This word occurs in the English Bible in the following passages: Jeremiah 6:30 (the Revised Version (British and American) "refuse"); Romans 1:28; 2 Corinthians 13:5,6,7; 2 Timothy 3:8; Titus 1:16. In all these cases the Greek has adokimos. The same Greek word, however, is found with other renderings in Isaiah 1:22 ("dross"); Proverbs 25:4 ("dross"); 1 Corinthians 9:27 ("castaway," the Revised Version (British and American) "rejected"). The primary meaning of adokimos is "not-received," "not-acknowledged." This is applied to precious metals or money, in the sense of "not-current," to which, however, the connotation "not-genuine" easily attaches itself. It is also applied to persons who do not or ought not to receive honor or recognition. This purely negative conception frequently passes over into the positive one of that which is or ought to be rejected, either by God or men. Of the above passages 1 Corinthians 9:27 uses the word in this meaning. Probably Romans 1:28, "God gave them up unto a reprobate mind" must be explained on the same principle: the nous of the idolatrous heathen is permitted by God to fall into such extreme forms of evil as to meet with the universal rejection and reprobation of men. Wettstein's interpretation, "an unfit mind," i.e. incapable of properly performing its function of moral discrimination, has no linguistic warrant, and obliterates the wordplay between "they refused to have God in their knowledge (ouk edokimasan)," and "God gave them up to a reprobate (= unacknowledged, adokimos) mind." Even Titus 1:16, "unto every good work reprobate," affords no instance of the meaning unfit, but belongs to the following rubric.
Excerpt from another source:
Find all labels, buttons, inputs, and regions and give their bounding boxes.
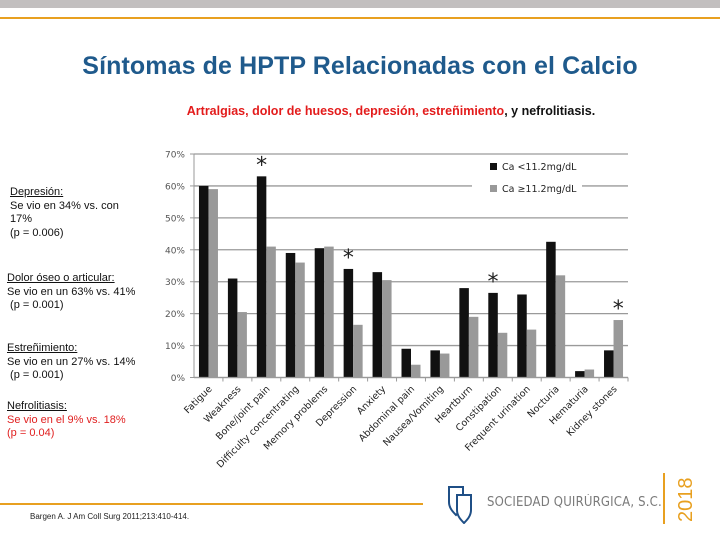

The close phonetic resemblance and etymological affinity of dokimos to the verb dokimazo, "to try," "test," has caused the notion of "being tested," "tried," and its opposite of "being found wanting in the test" to associate itself more or less distinctly with the adjectives dokimos and adokimos. Thus the more complex meaning results of that which is acknowledged or rejected, because it has approved or not approved itself in testing. This connotation is present in 2 Corinthians 13:5,6,7; 2 Timothy 3:8; Titus 1:16; Hebrews 6:8. In the first two of these passages the word is used of Christians who ostensibly were in the true faith, but either hypothetically or actually are represented as having failed to meet the test. "Reprobate unto every good work" (Titus 1:16) are they who by their life have disappointed the expectation of good works. The "reprobate (rejected) land" of Hebrews 6:8 is land that by bearing thorns and thistles has failed to meet the test of the husband man. It should be noticed, however, that adokimos, even in these cases, always retains the meaning of rejection because of failure in trial; compare in the last-named passage:
"rejected and nigh unto cursing."
Cremer, Biblisch-theologisches Worterbuch der neutestamentlichen Gracitat(10), 356-57.